Circling

photo(157)Today was earth and air. The practical and the woo-woo.

Saged my house. Placed carnelian stones in the corners of my bedroom and rose quartz behind my pillow.

Got my oil changed three months past-due. Mailed off my taxes and scheduled an appointment with my accountant, the ones who raises chickens on the windy shores of Lake Champlain.

Typed passages from Terry Tempest Williams’ book on my newly repaired typewriter: “Beside a well, one will not thirst; beside a sister, one won’t despair.”

Wandered around the Hadley Garden Center, intoxicated and grounded by all those colorful bamboo pots, the smell of dirt, the variety of leaves. Got lost in Whole Foods and bought mostly things that weren’t on my shopping list. Lugged a giant tub of cat litter to the car. A pound of ground espresso beans infusing my inhale.

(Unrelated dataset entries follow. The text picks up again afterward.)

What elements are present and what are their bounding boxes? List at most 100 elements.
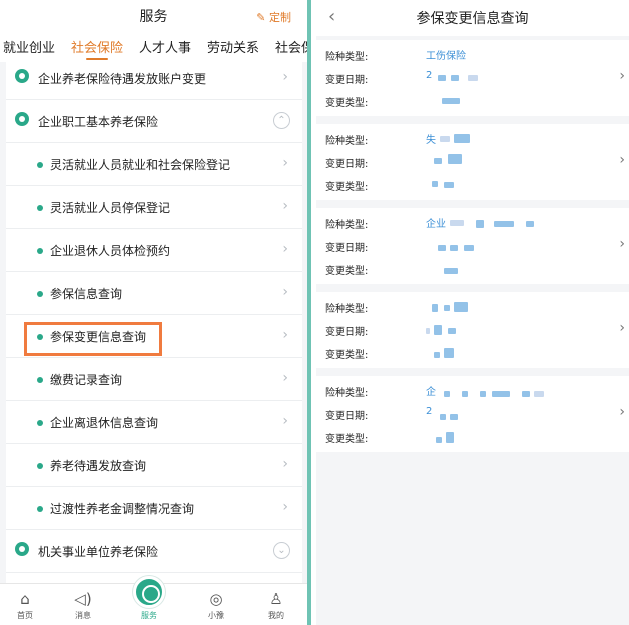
- redacted-mark: [522, 391, 530, 397]
- redacted-mark: [440, 136, 450, 142]
- category-icon: [15, 542, 29, 556]
- customize-label: 定制: [269, 11, 291, 24]
- list-item-label: 企业职工基本养老保险: [38, 115, 159, 129]
- list-item-pension-payment-query[interactable]: 养老待遇发放查询 ›: [6, 444, 302, 487]
- list-item-insurance-info-query[interactable]: 参保信息查询 ›: [6, 272, 302, 315]
- change-date-value: 2: [426, 70, 433, 81]
- list-item-flexible-employment-stop[interactable]: 灵活就业人员停保登记 ›: [6, 186, 302, 229]
- field-label: 变更日期:: [325, 159, 369, 170]
- change-query-screen: ‹ 参保变更信息查询 险种类型: 变更日期: 变更类型: 工伤保险 2 › 险种…: [316, 0, 629, 625]
- chevron-right-icon: ›: [619, 236, 625, 252]
- redacted-mark: [450, 220, 464, 226]
- bullet-dot: [37, 291, 43, 297]
- tab-labor-relations[interactable]: 劳动关系: [207, 37, 259, 56]
- bullet-dot: [37, 162, 43, 168]
- insurance-type-value: 失: [426, 135, 436, 146]
- change-date-value: 2: [426, 406, 433, 417]
- list-item-label: 企业退休人员体检预约: [50, 244, 171, 258]
- chevron-right-icon: ›: [619, 320, 625, 336]
- redacted-mark: [438, 75, 446, 81]
- redacted-mark: [432, 181, 438, 187]
- chevron-right-icon: ›: [282, 69, 288, 85]
- chevron-right-icon: ›: [282, 327, 288, 343]
- chevron-right-icon: ›: [619, 404, 625, 420]
- services-header: 服务 ✎ 定制: [0, 0, 307, 30]
- redacted-mark: [436, 437, 442, 443]
- chevron-right-icon: ›: [282, 499, 288, 515]
- nav-home[interactable]: ⌂ 首页: [0, 584, 50, 621]
- field-label: 险种类型:: [325, 220, 369, 231]
- insurance-type-value: 工伤保险: [426, 51, 466, 62]
- redacted-mark: [438, 245, 446, 251]
- field-label: 险种类型:: [325, 388, 369, 399]
- nav-label: 服务: [141, 611, 157, 620]
- list-item-label: 企业离退休信息查询: [50, 416, 159, 430]
- tab-employment[interactable]: 就业创业: [3, 37, 55, 56]
- change-record-card[interactable]: 险种类型: 变更日期: 变更类型: 工伤保险 2 ›: [316, 40, 629, 116]
- tab-talent[interactable]: 人才人事: [139, 37, 191, 56]
- category-icon: [15, 69, 29, 83]
- category-icon: [15, 112, 29, 126]
- divider: [307, 0, 311, 625]
- chevron-right-icon: ›: [619, 152, 625, 168]
- list-item-label: 参保信息查询: [50, 287, 123, 301]
- redacted-mark: [432, 304, 438, 312]
- redacted-mark: [426, 328, 430, 334]
- change-record-card[interactable]: 险种类型: 变更日期: 变更类型: 失 ›: [316, 124, 629, 200]
- nav-messages[interactable]: ◁) 消息: [58, 584, 108, 621]
- redacted-mark: [444, 305, 450, 311]
- chevron-right-icon: ›: [282, 241, 288, 257]
- nav-assistant[interactable]: ◎ 小豫: [191, 584, 241, 621]
- tab-social-insurance[interactable]: 社会保险: [71, 37, 123, 56]
- redacted-mark: [526, 221, 534, 227]
- field-label: 变更类型:: [325, 434, 369, 445]
- redacted-mark: [450, 414, 458, 420]
- list-item-pension-account-change[interactable]: 企业养老保险待遇发放账户变更 ›: [6, 57, 302, 100]
- tab-social-more[interactable]: 社会保: [275, 37, 307, 56]
- field-label: 变更类型:: [325, 182, 369, 193]
- category-institution-pension[interactable]: 机关事业单位养老保险 ⌄: [6, 530, 302, 573]
- chevron-right-icon: ›: [282, 284, 288, 300]
- list-item-label: 机关事业单位养老保险: [38, 545, 159, 559]
- redacted-mark: [450, 245, 458, 251]
- change-record-card[interactable]: 险种类型: 变更日期: 变更类型: ›: [316, 292, 629, 368]
- list-item-label: 养老待遇发放查询: [50, 459, 147, 473]
- redacted-mark: [434, 158, 442, 164]
- list-item-retirement-info-query[interactable]: 企业离退休信息查询 ›: [6, 401, 302, 444]
- redacted-mark: [444, 182, 454, 188]
- collapse-icon[interactable]: ⌃: [273, 112, 290, 129]
- chevron-right-icon: ›: [282, 198, 288, 214]
- bullet-dot: [37, 248, 43, 254]
- service-center-button[interactable]: [133, 576, 165, 608]
- redacted-mark: [451, 75, 459, 81]
- field-label: 变更类型:: [325, 350, 369, 361]
- redacted-mark: [468, 75, 478, 81]
- list-item-label: 缴费记录查询: [50, 373, 123, 387]
- change-record-card[interactable]: 险种类型: 变更日期: 变更类型: 企业 ›: [316, 208, 629, 284]
- chevron-right-icon: ›: [619, 68, 625, 84]
- redacted-mark: [434, 352, 440, 358]
- query-header: ‹ 参保变更信息查询: [316, 0, 629, 36]
- services-screen: 服务 ✎ 定制 就业创业 社会保险 人才人事 劳动关系 社会保 企业养老保险待遇…: [0, 0, 310, 625]
- list-item-transitional-pension-query[interactable]: 过渡性养老金调整情况查询 ›: [6, 487, 302, 530]
- redacted-mark: [440, 414, 446, 420]
- person-icon: ♙: [269, 590, 283, 608]
- field-label: 变更类型:: [325, 98, 369, 109]
- nav-label: 小豫: [208, 611, 224, 620]
- bullet-dot: [37, 377, 43, 383]
- list-item-label: 灵活就业人员就业和社会保险登记: [50, 158, 231, 172]
- redacted-mark: [476, 220, 484, 228]
- customize-button[interactable]: ✎ 定制: [256, 9, 291, 25]
- bullet-dot: [37, 420, 43, 426]
- list-item-payment-record-query[interactable]: 缴费记录查询 ›: [6, 358, 302, 401]
- change-record-card[interactable]: 险种类型: 变更日期: 变更类型: 企 2 ›: [316, 376, 629, 452]
- category-enterprise-pension[interactable]: 企业职工基本养老保险 ⌃: [6, 100, 302, 143]
- nav-profile[interactable]: ♙ 我的: [251, 584, 301, 621]
- redacted-mark: [442, 98, 460, 104]
- expand-icon[interactable]: ⌄: [273, 542, 290, 559]
- redacted-mark: [462, 391, 468, 397]
- list-item-retiree-checkup[interactable]: 企业退休人员体检预约 ›: [6, 229, 302, 272]
- list-item-flexible-employment-registration[interactable]: 灵活就业人员就业和社会保险登记 ›: [6, 143, 302, 186]
- bullet-dot: [37, 463, 43, 469]
- chevron-right-icon: ›: [282, 413, 288, 429]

Pillaged my parents’ barn with my mother’s blessing for wooden crates on which to place my sweet new houseplants.

I fell. But I am still standing.

A shell has two meanings–can you think of them? A foundation, as well. Wordplay delivered by a dead poet with shades, smokes, and a sense of humor, the one whose company I still keep.

And all the while, soaring high above my life, a bird of prey. From the car, I watched a formation of geese fall apart; for a moment perceiving the birds to be falling from the sky, scattering, creating a kind of visual chaos.

I think about the eons before meteorological instruments and wonder if women could sense a snowstorm coming on the cusp of spring, who lived in concert with the seasons and were able to sniff out imminent shifts in otherwise predictable patterns.

A hawk in a pine tree, three thousand miles from here. The message and the messenger. An owl feather falling to the floor of a kitchen that felt like my own, but wasn’t. A quote, sent to me by the one who wears the grey sweatshirt, whose scent is comfort.

Grandmother owl is said to show herself to those who need to let go of some old part of their life that no longer serves them.

My own patterns, though predictable, are still a mystery. The man at the market cradled a blanket–then as he hurried out into the parking lot, I glimpsed a baby’s tiny head beneath. New life.

The end of the day. A voice silently riding currents of the unseen.

3 thoughts on “Circling

  1. cathykal says:

    My mother loved owls. And once again your words cut through all the ordinary tasks of my day and point me to the answers to questions I’ve been asking in my head :) I love when that happens and I am grateful for your voice Jena Strong!